The FBI’s top law enforcement official in Oregon, Special Agent In Charge Greg Bretzing, is retiring Monday after two decades at the agency.
Bretzing oversaw the FBI's response to the occupation of the Malheur National Wildlife Refuge last year, as well as mass shootings at Umpqua Community College in Roseburg and Reynolds High School in Troutdale.
Bretzing spoke with OPB reporter Conrad Wilson on Jan. 13 at the FBI's Portland office about his time with the agency. The interview has been edited for space and clarity.
Q&A with outgoing Special Agent In Charge Greg Bretzing
Conrad Wilson: What went through your mind when David Fry turned himself in and [the occupation of the Malheur National Wildlife Refuge] was really over?
Greg Bretzing: Gratitude ... I was appreciative to the people of Harney County. They were resilient. They're still dealing with the aftermath of the occupation and probably will be for years. But that is a county of people who are hardworking and who are committed to each other and to building back the community they had prior, and that I'm sure they're going to have in the future. We were grateful that we were able to bring that to as peaceful as conclusion as possible. Nothing's ever perfect. But if you think about how things could've gone, we accomplished many of our objectives.
Thousands of FBI agents from around the country rotated though Harney County and hundreds of local and state law enforcement responded to the occupation.

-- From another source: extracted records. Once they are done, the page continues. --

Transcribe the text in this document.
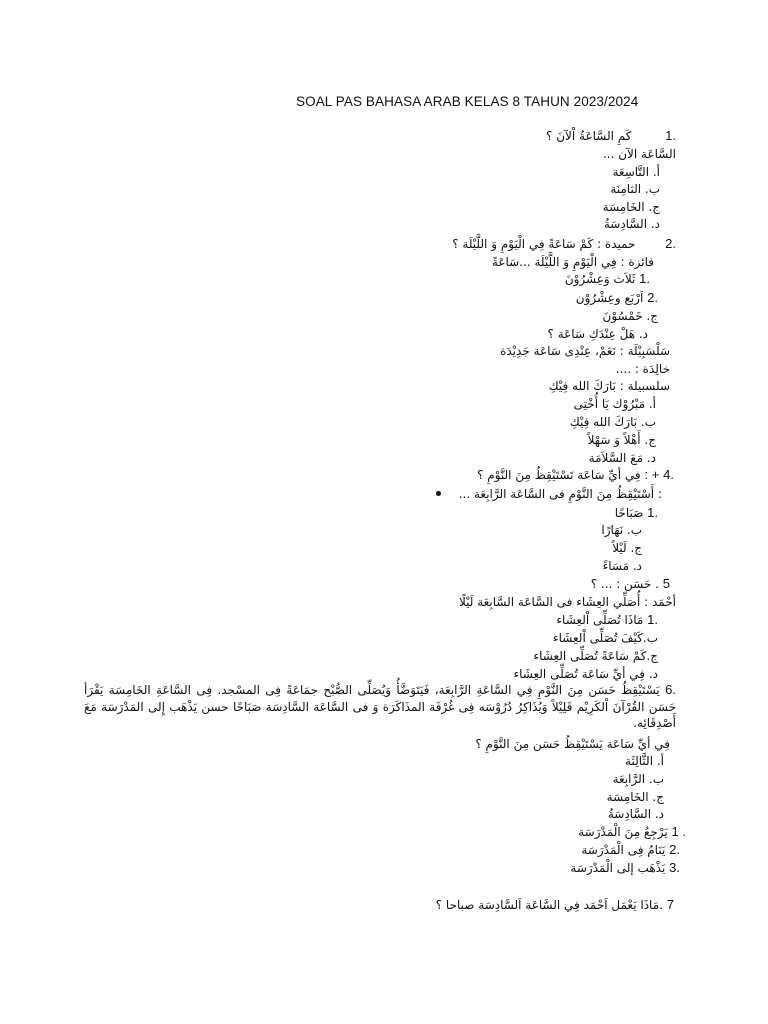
SOAL PAS BAHASA ARAB KELAS 8 TAHUN 2023/2024
.1  كَمِ السَّاعَةُ اْلآنَ ؟
السَّاعَة الآن ...
أ. التَّاسِعَة
ب. الثامِنَة
ج. الخَامِسَة
د. السَّادِسَةُ
.2  حميدة : كَمْ سَاعَةً فِي الْيَوْمِ وَ اللَّيْلَة ؟
فائزة : فِي الْيَوْمِ وَ اللَّيْلَة ...سَاعَةً
.1 ثَلاَث وَعِشْرُوْنَ
.2 اَرْبَع وعِشْرُوْن
ج. خَمْسُوْنَ
د. هَلْ عِنْدَكِ سَاعَة ؟
سَلْسَبِيْلَة : نَعَمْ، عِنْدِى سَاعَة جَدِيْدَة
خالِدَة : ....
سلسبيلة : بَارَكَ الله فِيْكِ
أ. مَبْرُوْك يَا أُخْتِى
ب. بَارَكَ الله فِيْكِ
ج. أَهْلاً وَ سَهْلاً
د. مَعَ السَّلاَمَة
.4 + : فِي أيِّ سَاعَة تَسْتَيْقِظُ مِنَ النَّوْمِ ؟
: أَسْتَيْقِظُ مِنَ النَّوْمِ فى السَّاعَة الرَّابِعَة ...
.1 صَبَاحًا
ب. نَهَارًا
ج. لَيْلاً
د. مَسَاءً
5 . حَسَن : ... ؟
أحْمَد : أُصَلِّي العِشَاء فى السَّاعَة السَّابِعَة لَيْلًا
.1 مَاذَا تُصَلِّى اْلعِشَاء
ب.كَيْفَ تُصَلِّى اْلعِشَاء
ج.كَمْ سَاعَةً تُصَلِّى العِشَاء
د. فِي أيِّ سَاعَة تُصَلِّى العِشَاء
.6 يَسْتَيْقِظُ حَسَن مِنَ النَّوْمِ فِي السَّاعَةِ الرَّابِعَة، فَيَتَوَضَّأُ وَيُصَلِّى الصُّبْح جمَاعَةً فِى المسْجد. فِى السَّاعَةِ الخَامِسَة يَقْرَأ حَسَن القُرْآنَ اْلكَرِيْم قَلِيْلاً وَيُذَاكِرُ دُرُوْسَه فِى غُرْفَة المذَاكَرَة وَ فى السَّاعَة السَّادِسَة صَبَاحًا حسن يَذْهَب إِلى المَدْرَسَة مَعَ أَصْدِقَائِه.
فِي أيِّ سَاعَة يَسْتَيْقِظُ حَسَن مِنَ النَّوْمِ ؟
أ. الثَّالِثَة
ب. الرَّابِعَة
ج. الخَامِسَة
د. السَّادِسَةُ
. 1 يَرْجِعُ مِنَ الْمَدْرَسَة
.2 يَنَامُ فِى الْمَدْرَسَة
.3 يَذْهَب إلى الْمَدْرَسَة
7 .مَاذَا يَعْمَل اَحْمَد فِي السَّاعَة اَلسَّادِسَة صباحا ؟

Bretzing said the FBI's priority during the standoff was to resolve the occupation peacefully for both law enforcement and those occupying the refuge. Apart from the refuge, Bretzing said the agency's goal was to keep the situation in Burns as safe as possible. The town was inundated with people from outside the county, many of them carrying guns.

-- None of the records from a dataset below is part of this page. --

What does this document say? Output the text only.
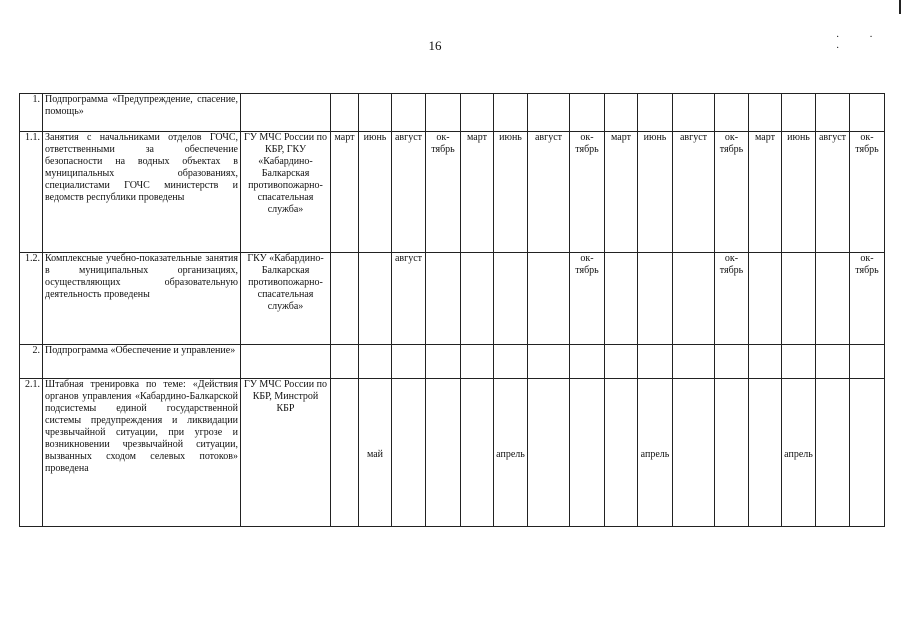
·· ·
16
1.	Подпрограмма «Предупреждение, спасение, помощь»		

1.1.	Занятия с начальниками отделов ГОЧС, ответственными за обеспечение безопасности на водных объектах в муниципальных образованиях, специалистами ГОЧС министерств и ведомств республики проведены	ГУ МЧС России по КБР, ГКУ «Кабардино-Балкарская противопожарно-спасательная служба»	март	июнь	август	ок-тябрь	март	июнь	август	ок-тябрь	март	июнь	август	ок-тябрь	март	июнь	август	ок-тябрь

1.2.	Комплексные учебно-показательные занятия в муниципальных организациях, осуществляющих образовательную деятельность проведены	ГКУ «Кабардино-Балкарская противопожарно-спасательная служба»			август					ок-тябрь				ок-тябрь				ок-тябрь

2.	Подпрограмма «Обеспечение и управление»		

2.1.	Штабная тренировка по теме: «Действия органов управления «Кабардино-Балкарской подсистемы единой государственной системы предупреждения и ликвидации чрезвычайной ситуации, при угрозе и возникновении чрезвычайной ситуации, вызванных сходом селевых потоков» проведена	ГУ МЧС России по КБР, Минстрой КБР		май				апрель				апрель				апрель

Finally, Bretzing said the FBI wanted to return the refuge to government control and hold the occupiers responsible.
CW: Do you think the law enforcement strategy that played out in Burns was successful, from your perspective as the guy overseeing the federal government's law enforcement response?

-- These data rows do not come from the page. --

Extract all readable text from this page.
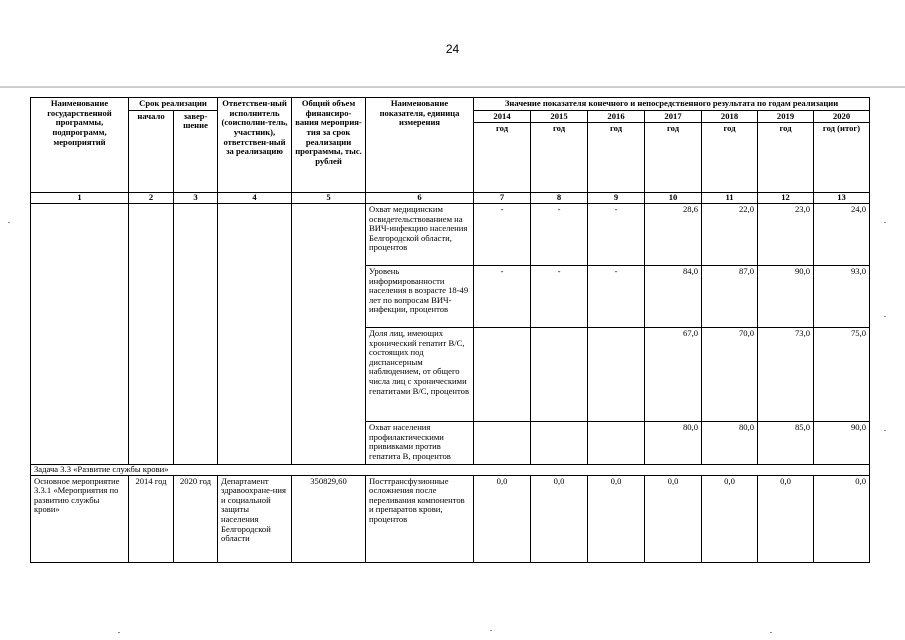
24
Наименование государственной программы, подпрограмм, мероприятий	Срок реализации		Ответствен-ный исполнитель (соисполни-тель, участник), ответствен-ный за реализацию	Общий объем финансиро-вания мероприя-тия за срок реализации программы, тыс. рублей	Наименование показателя, единица измерения	Значение показателя конечного и непосредственного результата по годам реализации						
	начало	завер-шение				2014	2015	2016	2017	2018	2019	2020
						год	год	год	год	год	год	год (итог)
1	2	3	4	5	6	7	8	9	10	11	12	13
					Охват медицинским освидетельствованием на ВИЧ-инфекцию населения Белгородской области, процентов	-	-	-	28,6	22,0	23,0	24,0
					Уровень информированности населения в возрасте 18-49 лет по вопросам ВИЧ-инфекции, процентов	-	-	-	84,0	87,0	90,0	93,0
					Доля лиц, имеющих хронический гепатит В/С, состоящих под диспансерным наблюдением, от общего числа лиц с хроническими гепатитами В/С, процентов				67,0	70,0	73,0	75,0
					Охват населения профилактическими прививками против гепатита В, процентов				80,0	80,0	85,0	90,0
Задача 3.3 «Развитие службы крови»												
Основное мероприятие 3.3.1 «Мероприятия по развитию службы крови»	2014 год	2020 год	Департамент здравоохране-ния и социальной защиты населения Белгородской области	350829,60	Посттрансфузионные осложнения после переливания компонентов и препаратов крови, процентов	0,0	0,0	0,0	0,0	0,0	0,0	0,0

GB: If you look at what we accomplished, we met those priorities. In any situation, and I won't get into it, but in any situation when you have the benefit of 20/20 hindsight, there will always be something that you'd change, some things you might do slightly differently. But in the big scheme of things, no one was hurt from law enforcement, and though there was an incident later, that was handled in a manner which was consistent with federal law enforcement and state law enforcement, and to the best of our ability, we resolved the situation.
CW: That incident being the shooting of LaVoy Finicum.
CW: Some folks might be surprised to hear you say no one got hurt. Somebody did get shot and killed.
GB: Yeah, that's why I definitely want to caveat those comments. No law enforcement was injured during the event, and our priority, which was to bring the situation to a resolution as peacefully as possible — it's as peacefully as possible. We still have a responsibility when conducting a law enforcement operation to secure the safety of all those involved, and if something happens in which a law enforcement action is required, then we're going to do that according to our policies and our training.
The Department of Justice Inspector General's Office is investigating members of the FBI’s hostage rescue team and their role during the Finicum shooting. Investigators said the FBI fired two shots at Finicum as he was exiting his truck, just before Oregon State Police shot and killed him. After the incident, members of the FBI hostage rescue team failed to disclose those shots and could face criminal charges.
Bretzing declined to discuss the incident or say much about the specifics of the FBI’s response to the occupation. A second group of defendants charged with conspiring to prevent federal employees from doing their jobs at the refuge is set to go to trial next month.
In October, a jury acquitted occupation leader Ammon Bundy and six others.
CW: What do you think of the verdict in the first trial of Ammon Bundy and the other occupiers this fall?
GB: I can't get into too much details. I think I've stated in the past that I was disappointed. I think that clearly, the events at the refuge are something outside of what would be considered legal and normal activity. But, as always is the case, we respect the decision of the jury, and we will work to, as we approach the next trial, continue to prove our case.